Au fil des pages, on a un peu l’impression de lire un Marc Aurèle contemporain. Pas tant pour le fond que pour la forme : enchaînement de textes plus ou moins longs (parfois une seule phrase, parfois plusieurs paragraphes) exposant des pensées qui semblent à la fois être venues spontanément à l’auteur et être le fruit d’une longue réflexion.
Mais contrairement à Marc Aurèle, le destinataire n’est pas l’auteur : on sent constamment le besoin de communiquer, et on a même souvent l’impression qu’il lui tardait de diffuser son point de vue sur tel ou tel sujet, notamment son éclairante – et originale – position sur la sempiternelle question : « Qu’est-ce qui empêche Hamlet d’agir ? »
Ah, oui, car c’est surtout d’un amoureux de Shakespeare qu’il s’agit. Et pas un amoureux tiède : « Être capable de lire sans tenter de lire Shakespeare, même en traduction, c’est comme visiter un pays sans voir son plus grand monument ». Ainsi, au fil des différents sujets traités de façon plus ou moins sporadique – mais regroupés par thèmes –, Shakespeare sert de fil d’Ariane dans diverses réflexions sur la condition humaine mais aussi sur l’importance de la littérature et le rôle de l’université. D’où le titre, qui fait référence à ce personnage de Comme il vous plaira qui incarne le juste mélange entre l’attitude en amour qui consiste à jouir dans l’immédiat sans chercher l’attachement, et celle qui consiste à idéaliser le partenaire au point d’en être réduit à la stérilité. « L’amour est un jeu, mais un jeu que l’on doit jouer avec sincérité. » Vu la place d’honneur faite à ce personnage sur la page couverture, on peut supposer que l’auteur voit dans cette orientation non seulement une leçon pour l’amour, mais aussi pour la vie.
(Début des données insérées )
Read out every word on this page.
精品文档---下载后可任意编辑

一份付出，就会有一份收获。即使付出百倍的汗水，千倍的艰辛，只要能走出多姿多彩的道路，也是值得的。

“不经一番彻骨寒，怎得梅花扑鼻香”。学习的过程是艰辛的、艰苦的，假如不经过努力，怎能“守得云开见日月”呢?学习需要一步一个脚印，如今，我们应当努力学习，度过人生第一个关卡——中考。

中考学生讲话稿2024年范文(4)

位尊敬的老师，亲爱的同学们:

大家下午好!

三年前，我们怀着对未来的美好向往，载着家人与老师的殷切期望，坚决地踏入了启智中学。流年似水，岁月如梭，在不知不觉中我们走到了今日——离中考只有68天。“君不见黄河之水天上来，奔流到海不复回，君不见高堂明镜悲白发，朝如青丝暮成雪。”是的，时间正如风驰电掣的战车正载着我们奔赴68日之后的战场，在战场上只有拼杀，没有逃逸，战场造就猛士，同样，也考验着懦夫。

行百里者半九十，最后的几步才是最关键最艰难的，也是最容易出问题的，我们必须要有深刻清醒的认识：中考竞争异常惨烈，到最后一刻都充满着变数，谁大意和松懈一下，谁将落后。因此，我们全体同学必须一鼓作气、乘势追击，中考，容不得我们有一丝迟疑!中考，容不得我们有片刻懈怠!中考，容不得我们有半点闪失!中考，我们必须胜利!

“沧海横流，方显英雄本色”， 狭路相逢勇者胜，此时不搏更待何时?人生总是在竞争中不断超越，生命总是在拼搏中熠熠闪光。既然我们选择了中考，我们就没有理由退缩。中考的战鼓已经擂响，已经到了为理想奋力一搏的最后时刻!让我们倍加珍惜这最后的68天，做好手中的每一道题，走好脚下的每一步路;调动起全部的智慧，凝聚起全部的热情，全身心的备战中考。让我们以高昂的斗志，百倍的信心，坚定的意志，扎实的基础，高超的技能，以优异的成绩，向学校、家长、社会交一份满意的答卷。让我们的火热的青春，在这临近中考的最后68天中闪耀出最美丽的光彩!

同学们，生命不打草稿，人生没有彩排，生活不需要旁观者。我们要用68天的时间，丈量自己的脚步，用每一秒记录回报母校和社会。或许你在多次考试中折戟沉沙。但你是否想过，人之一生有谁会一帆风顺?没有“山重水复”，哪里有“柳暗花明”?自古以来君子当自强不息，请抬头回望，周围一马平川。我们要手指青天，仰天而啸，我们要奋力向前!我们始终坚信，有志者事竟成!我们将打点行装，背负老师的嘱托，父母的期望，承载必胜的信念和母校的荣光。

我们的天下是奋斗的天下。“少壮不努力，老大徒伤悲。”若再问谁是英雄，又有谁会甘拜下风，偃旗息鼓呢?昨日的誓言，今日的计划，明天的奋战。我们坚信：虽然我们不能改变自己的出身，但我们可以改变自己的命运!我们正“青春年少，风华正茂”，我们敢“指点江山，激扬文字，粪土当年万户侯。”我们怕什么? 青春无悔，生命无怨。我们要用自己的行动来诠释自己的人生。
Cela dit, Shakespeare n’est pas le seul invité au banquet philosophique de Mustapha Fahmi. Ce professeur de littérature à l’Université du Québec à Chicoutimi y convie aussi pour nous, entre autres, Tchekhov, Dostoïevski, Nietzsche et Freud, sans oublier Cervantès, dont le Don Quichotte recèle pour lui une autre leçon de vie des plus profondes : si le protagoniste meurt à la fin, c’est parce qu’il est « tout simplement incapable de vivre parmi des personnes qui refusent de le voir comme il se voit ».
Un beau recueil de réflexions, donc, qui nous fait le cadeau du succinct, même si les thèmes abordés et la profondeur, l’humanité et l’érudition de l’auteur montrent clairement qu’il pourrait nous en servir beaucoup plus.